Je songeais à tout cela en regardant grâce à par la faute de Tlön Ségolène Royal se déclarer candidate à la présidence de la République.
Je ne l'avais jamais vue à la télévision, jamais entendue, avant dimanche; je ne connaissais d'elle que des photos, des phrases, et les commentaires goguenards qu'elle suscite régulièrement. Sans bien comprendre l'engouement dont elle est l'objet depuis le printemps, j'imaginais qu'elle avait une voix, une présence, un certain charisme, quelque chose d'inexplicable qui aurait expliqué pourquoi tant de gens l'aimaient.
J'imaginais qu'il y avait une raison, irrationnelle certes, mais une raison.
Une fois de plus j'étais naïve.
Elle parle mal, son débit est haché, elle se tortille et se balance, elle dit des phrases incompréhensibles, elle apostrophe Jean-Noël (mais qui est-ce?), se réjouit des foules "sentimentales et joyeuses"… Je n'arrive pas à y croire. Dites-moi que ce n'est pas vrai, comment cela est-il possible?

Finalement je crois avoir compris. Les Français, tout au moins un nombre important d'entre eux, sont en train de choisir leur candidat préféré à la Star'Ac. Ils ont éliminé les bons, les mauvais, ont conservé un candidat médiocre, comme on leur a appris à le faire depuis quelques années.
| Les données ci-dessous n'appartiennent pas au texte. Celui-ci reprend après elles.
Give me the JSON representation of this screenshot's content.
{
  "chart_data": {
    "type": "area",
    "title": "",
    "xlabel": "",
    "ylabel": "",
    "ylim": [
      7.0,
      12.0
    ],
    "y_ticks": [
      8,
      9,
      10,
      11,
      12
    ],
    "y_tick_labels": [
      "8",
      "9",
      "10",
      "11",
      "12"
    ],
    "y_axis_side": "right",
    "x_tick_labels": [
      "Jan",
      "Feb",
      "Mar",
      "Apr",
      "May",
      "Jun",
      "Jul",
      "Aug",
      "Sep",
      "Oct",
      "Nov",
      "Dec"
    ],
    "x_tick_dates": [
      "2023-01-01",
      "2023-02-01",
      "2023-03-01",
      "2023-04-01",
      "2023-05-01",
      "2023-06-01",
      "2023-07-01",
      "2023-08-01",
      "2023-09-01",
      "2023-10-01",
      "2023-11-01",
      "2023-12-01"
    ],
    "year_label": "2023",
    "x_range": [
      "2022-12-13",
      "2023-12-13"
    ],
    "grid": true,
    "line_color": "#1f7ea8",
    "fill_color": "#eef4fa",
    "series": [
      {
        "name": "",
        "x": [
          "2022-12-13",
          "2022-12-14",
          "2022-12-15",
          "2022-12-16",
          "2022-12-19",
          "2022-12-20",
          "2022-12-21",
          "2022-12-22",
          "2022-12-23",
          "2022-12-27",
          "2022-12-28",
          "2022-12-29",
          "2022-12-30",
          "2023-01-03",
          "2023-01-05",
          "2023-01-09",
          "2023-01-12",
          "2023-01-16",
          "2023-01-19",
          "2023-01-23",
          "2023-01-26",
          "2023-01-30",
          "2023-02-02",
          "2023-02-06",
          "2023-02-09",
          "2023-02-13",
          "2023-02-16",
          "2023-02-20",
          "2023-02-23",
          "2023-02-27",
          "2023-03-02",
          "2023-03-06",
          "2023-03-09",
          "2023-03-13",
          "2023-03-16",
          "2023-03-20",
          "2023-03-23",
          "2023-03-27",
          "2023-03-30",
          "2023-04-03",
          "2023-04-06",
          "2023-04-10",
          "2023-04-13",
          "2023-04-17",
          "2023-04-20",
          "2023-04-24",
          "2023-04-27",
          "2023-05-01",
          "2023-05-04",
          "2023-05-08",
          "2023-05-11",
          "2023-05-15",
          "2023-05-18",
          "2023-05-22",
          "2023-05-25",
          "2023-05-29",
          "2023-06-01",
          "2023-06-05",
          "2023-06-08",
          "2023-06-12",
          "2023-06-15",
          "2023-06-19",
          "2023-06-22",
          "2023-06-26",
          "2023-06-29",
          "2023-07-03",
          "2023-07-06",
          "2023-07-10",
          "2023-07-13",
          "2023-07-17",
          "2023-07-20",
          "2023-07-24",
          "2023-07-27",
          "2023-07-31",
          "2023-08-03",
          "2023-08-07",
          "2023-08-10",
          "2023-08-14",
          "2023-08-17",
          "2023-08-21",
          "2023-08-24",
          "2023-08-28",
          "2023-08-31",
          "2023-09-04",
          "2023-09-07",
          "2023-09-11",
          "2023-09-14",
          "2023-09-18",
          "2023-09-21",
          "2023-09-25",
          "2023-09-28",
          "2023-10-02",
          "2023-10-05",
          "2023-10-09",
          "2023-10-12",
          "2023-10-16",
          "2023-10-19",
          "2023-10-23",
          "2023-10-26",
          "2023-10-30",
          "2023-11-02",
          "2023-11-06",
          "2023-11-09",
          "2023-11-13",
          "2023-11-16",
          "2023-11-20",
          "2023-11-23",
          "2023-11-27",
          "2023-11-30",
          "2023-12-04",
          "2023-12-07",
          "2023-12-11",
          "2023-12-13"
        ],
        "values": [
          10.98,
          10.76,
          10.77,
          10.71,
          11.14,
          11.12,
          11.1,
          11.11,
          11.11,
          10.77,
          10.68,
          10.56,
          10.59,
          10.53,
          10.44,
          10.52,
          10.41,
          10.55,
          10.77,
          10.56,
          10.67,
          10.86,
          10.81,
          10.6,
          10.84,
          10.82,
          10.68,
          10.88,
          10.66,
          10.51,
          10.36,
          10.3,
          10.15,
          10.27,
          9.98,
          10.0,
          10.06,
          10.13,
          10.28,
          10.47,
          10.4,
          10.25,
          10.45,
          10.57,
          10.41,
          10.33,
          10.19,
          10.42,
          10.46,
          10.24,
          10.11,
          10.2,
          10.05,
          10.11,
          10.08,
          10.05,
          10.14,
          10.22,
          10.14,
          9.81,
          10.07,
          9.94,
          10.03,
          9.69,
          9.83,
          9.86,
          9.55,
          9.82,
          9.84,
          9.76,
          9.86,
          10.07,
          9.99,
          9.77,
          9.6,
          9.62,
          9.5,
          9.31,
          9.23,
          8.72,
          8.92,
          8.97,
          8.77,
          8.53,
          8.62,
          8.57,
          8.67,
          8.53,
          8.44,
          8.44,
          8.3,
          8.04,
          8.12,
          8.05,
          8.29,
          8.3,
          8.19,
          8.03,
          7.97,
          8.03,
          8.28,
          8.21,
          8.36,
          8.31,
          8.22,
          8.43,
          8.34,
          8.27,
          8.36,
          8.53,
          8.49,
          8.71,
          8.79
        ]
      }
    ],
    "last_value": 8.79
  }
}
Il faudrait peut-être leur rappeler ou leur apprendre qu'ils ne sont pas en train de choisir quelqu'un pour six mois qui enregistrera un disque ou gagnera cent mille euros, mais quelqu'un qui sera président cinq ans et exercera de très lourdes responsabilités en politique intérieure comme extérieure.

Je suis très inquiète, depuis dimanche. Je viens juste de prendre la mesure des dégâts.